Zum 60. Jahrestag der Weihe der Berliner Gedenkkirche Maria Regina Martyrum wurde die Johannes-Passion mit Zitaten aus dem Prozess gegen den Jesuiten Alfred Delp und Helmut James Graf von Moltke verknüpft.
Kann man Pontius Pilatus und den nationalsozialistischen (NS) Scharfrichter Roland Freisler vergleichen? Ja, sagt der Theaterdramaturg Till Krabbe und entwickelte auf Anregung des Jesuiten Pater Klaus Mertes eine Art musikalisches Gesang- und Sprechtheaterstück. Darin verknüpfte er die Johannes-Passion von Johann Sebastian Bach mit Originalzitaten aus dem Prozess der NS-Opfer Jesuit Pater Alfred Delp und Helmut James Graf von Moltke. So entstand ein dichtes, andächtiges und lehrreiches Stück. Es wurde zum 60. Jahrestag der Weihe der Gedenkkirche Maria Regina Martyrum in Berlin gespielt.
Zeugen in gleich zwei Prozessen
Die Besucher wurden durch das Zusammenspiel zu hörenden Zeugen beider Prozesse: Einerseits wurde die biblische Konfrontation Jesu mit Pilatus, der in Bachs Passion einen besonders dramatischen Ausdruck erfährt, wieder lebendig. Zum anderen wurden sie in den Prozess des Volksgerichtshofs hineingezogen. Dort reagierte Roland Freisler mit seinen hysterischen Wutausbrüchen auf die wortkargen Glaubens- und Gewissenzeugen Delp und von Moltke.

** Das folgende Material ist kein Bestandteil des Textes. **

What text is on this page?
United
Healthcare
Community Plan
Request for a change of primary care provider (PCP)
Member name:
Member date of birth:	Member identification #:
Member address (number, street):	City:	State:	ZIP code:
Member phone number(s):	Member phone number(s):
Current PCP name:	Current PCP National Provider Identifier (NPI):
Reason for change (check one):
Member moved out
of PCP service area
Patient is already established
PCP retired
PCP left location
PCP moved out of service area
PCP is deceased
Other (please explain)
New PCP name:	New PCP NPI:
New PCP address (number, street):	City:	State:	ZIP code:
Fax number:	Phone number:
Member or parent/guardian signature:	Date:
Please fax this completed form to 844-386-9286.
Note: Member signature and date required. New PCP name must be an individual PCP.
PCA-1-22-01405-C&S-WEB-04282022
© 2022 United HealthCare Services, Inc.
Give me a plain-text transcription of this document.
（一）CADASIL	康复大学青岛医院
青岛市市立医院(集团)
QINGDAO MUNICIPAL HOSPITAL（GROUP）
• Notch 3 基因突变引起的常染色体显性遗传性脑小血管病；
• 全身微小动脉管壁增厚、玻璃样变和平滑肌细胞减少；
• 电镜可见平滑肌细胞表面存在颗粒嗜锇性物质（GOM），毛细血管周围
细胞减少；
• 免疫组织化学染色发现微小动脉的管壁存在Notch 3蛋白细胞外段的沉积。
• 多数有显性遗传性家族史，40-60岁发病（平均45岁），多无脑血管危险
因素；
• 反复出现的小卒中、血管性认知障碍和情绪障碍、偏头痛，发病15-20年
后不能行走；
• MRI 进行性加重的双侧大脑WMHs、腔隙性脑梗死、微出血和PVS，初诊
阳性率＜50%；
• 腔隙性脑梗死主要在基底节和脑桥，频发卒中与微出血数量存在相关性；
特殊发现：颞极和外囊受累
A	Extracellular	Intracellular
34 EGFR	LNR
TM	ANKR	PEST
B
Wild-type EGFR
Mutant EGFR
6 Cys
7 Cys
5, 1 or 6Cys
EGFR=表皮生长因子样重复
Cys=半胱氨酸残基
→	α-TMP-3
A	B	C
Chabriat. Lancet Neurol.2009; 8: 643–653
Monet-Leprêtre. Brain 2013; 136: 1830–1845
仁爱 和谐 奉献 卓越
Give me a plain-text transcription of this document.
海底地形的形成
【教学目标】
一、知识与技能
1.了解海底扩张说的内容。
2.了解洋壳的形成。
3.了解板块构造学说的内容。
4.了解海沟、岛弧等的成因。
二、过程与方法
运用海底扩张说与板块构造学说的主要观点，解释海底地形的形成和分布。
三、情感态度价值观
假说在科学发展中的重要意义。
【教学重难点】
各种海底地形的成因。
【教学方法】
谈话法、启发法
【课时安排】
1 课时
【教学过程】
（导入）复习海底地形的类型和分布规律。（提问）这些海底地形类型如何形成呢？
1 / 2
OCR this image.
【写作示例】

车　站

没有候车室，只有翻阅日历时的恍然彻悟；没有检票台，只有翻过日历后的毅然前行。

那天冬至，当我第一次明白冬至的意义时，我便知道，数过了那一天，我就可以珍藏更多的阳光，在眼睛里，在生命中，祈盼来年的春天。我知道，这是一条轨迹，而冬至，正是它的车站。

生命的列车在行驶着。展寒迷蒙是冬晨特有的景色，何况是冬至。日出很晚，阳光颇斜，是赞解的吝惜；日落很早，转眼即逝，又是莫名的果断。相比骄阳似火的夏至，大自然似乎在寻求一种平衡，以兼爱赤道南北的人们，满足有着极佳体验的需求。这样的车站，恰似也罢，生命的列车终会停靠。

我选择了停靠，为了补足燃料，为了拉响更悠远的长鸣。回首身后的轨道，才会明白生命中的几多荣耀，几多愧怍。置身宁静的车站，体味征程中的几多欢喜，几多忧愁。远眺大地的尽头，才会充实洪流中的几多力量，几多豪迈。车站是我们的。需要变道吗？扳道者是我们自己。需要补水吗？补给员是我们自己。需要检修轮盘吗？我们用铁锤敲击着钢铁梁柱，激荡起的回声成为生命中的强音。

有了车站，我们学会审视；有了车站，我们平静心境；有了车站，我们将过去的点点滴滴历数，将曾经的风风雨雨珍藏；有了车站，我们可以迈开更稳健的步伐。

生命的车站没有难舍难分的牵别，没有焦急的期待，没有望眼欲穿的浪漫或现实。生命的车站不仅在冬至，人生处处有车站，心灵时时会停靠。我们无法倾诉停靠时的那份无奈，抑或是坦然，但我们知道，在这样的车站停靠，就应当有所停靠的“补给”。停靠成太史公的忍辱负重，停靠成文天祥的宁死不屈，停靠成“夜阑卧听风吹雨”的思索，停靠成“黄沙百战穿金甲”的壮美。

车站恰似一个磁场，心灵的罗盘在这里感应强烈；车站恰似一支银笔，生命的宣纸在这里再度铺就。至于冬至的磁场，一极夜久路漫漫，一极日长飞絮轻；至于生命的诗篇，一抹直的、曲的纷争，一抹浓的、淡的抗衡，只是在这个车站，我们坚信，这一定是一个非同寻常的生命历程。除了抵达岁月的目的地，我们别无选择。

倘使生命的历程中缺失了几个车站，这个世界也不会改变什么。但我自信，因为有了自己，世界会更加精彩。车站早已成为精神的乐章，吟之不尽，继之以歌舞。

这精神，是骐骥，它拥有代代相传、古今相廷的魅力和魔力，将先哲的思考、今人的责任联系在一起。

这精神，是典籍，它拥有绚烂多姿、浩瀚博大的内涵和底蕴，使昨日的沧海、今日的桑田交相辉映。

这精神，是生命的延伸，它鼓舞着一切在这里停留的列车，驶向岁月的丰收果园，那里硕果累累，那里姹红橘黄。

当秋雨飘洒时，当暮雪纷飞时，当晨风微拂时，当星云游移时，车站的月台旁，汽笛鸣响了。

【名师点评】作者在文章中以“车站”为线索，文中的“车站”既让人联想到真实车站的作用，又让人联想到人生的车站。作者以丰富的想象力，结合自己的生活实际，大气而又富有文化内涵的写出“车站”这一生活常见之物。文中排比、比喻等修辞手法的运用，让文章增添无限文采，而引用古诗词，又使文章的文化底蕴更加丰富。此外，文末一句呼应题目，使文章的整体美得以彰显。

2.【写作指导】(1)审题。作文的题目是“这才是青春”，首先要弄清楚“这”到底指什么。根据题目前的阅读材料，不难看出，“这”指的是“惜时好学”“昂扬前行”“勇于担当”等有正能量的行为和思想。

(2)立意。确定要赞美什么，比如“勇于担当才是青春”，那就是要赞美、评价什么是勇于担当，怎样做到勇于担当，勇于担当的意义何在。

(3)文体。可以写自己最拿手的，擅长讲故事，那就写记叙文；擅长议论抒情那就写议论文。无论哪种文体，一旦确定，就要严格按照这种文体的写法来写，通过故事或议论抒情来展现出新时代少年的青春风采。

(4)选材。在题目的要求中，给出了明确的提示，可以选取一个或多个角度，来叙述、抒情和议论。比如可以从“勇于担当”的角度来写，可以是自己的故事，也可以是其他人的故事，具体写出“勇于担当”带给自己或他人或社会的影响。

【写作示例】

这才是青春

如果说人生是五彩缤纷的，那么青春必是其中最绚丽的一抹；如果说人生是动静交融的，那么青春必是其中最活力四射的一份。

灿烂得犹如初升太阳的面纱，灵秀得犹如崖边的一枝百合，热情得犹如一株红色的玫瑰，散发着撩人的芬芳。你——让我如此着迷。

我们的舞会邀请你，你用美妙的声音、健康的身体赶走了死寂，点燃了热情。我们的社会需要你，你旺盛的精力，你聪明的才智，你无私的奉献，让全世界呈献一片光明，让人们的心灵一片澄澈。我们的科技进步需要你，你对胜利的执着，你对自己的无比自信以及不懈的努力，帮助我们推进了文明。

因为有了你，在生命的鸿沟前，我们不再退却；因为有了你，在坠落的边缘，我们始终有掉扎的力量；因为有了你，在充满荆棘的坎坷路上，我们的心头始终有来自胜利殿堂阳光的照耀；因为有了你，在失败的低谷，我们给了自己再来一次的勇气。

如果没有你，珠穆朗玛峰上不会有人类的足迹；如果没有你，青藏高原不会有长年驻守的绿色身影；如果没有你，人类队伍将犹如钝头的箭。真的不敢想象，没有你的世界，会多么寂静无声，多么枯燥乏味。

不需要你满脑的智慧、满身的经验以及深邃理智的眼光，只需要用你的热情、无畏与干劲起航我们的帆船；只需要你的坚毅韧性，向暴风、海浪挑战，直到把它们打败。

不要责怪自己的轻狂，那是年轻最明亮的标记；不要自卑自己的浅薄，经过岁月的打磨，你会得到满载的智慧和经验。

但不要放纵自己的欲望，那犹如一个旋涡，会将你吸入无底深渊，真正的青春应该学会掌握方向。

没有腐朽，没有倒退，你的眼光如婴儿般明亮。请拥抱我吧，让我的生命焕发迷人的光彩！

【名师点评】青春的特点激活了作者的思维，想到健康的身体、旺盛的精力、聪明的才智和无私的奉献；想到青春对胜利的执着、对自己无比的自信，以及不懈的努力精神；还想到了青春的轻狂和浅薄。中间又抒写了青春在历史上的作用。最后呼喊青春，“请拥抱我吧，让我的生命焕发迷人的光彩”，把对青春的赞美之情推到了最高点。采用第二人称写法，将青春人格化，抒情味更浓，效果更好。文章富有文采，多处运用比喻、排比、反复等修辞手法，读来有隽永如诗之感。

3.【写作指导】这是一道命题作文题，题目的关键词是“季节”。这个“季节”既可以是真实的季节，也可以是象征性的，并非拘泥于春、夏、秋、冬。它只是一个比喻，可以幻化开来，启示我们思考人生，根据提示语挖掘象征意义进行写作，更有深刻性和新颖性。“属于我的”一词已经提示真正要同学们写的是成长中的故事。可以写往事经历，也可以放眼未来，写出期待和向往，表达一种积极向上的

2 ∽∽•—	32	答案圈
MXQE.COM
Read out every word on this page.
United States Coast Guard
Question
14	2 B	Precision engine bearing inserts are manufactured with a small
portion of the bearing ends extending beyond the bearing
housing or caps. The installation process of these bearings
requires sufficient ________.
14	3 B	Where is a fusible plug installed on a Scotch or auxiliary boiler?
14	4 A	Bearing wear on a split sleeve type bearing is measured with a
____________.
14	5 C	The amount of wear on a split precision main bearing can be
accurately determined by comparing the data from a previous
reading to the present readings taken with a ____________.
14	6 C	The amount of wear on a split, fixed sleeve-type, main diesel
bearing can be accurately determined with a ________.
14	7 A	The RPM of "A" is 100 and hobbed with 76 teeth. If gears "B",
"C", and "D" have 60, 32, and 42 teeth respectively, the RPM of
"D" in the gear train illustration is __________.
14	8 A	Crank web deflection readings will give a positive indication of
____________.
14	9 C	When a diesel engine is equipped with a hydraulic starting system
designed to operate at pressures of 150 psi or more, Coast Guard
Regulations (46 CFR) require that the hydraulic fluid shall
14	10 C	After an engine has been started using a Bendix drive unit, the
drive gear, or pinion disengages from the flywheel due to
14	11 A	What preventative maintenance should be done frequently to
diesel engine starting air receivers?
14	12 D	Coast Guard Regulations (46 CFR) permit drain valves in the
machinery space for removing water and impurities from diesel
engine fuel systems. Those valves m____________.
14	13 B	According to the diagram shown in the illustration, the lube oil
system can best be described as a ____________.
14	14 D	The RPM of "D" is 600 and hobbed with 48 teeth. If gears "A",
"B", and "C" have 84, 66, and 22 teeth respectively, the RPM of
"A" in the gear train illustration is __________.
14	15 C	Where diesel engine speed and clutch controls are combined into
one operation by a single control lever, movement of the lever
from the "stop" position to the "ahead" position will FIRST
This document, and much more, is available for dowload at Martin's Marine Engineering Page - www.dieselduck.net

Die Parallelen beider Prozesse wurden deutlich, als auf den Bach-Choral „Durch dein Gefängnis, Gottes Sohn, muss uns die Freiheit kommen, dein Kerker ist der Gnadenthron, die Freistatt aller Frommen“ das Zeugnis Pater Delps aus dem Gefängnis wenige Tage vor seiner Hinrichtung folgte: „Ich will mich Jesus zugesellen als ein Treugeselle und Liebender.“ Oder wenn sein Zellennachbar Helmut James Graf von Moltke schreibt: „Wir wissen nur, dass Gott uns in Seligkeit einführen will und dass wir die Wege, die er zu diesem Ziel für nötig hält, freudig gehen müssen!“ und der Chor singt: „Dein Will gescheh, Herr Gott, zugleich auf Erden wie im Himmelreich, gib uns Geduld in Leidenszeit, gehorsam sein in Lieb und Leid...“
Die Bach’sche Johannes-Passion, die bei manchen im Verdacht steht, „zu schön“ zu klingen und das grausame Geschehen der Hinrichtung Jesu mit einem schaurig- wohligen Gänsehaut-Gefühl allzu sehr zu harmonisieren, wurde so wieder neu relevant und ins Heute übertragen. Zudem war es eine würdige Erinnerung an die Opfer der Hinrichtungsstätte Plötzensee. Die Zuhörer der bis auf den letzten Platz gefüllten Gedenkkirche würdigten die Aufführung mit langem Applaus.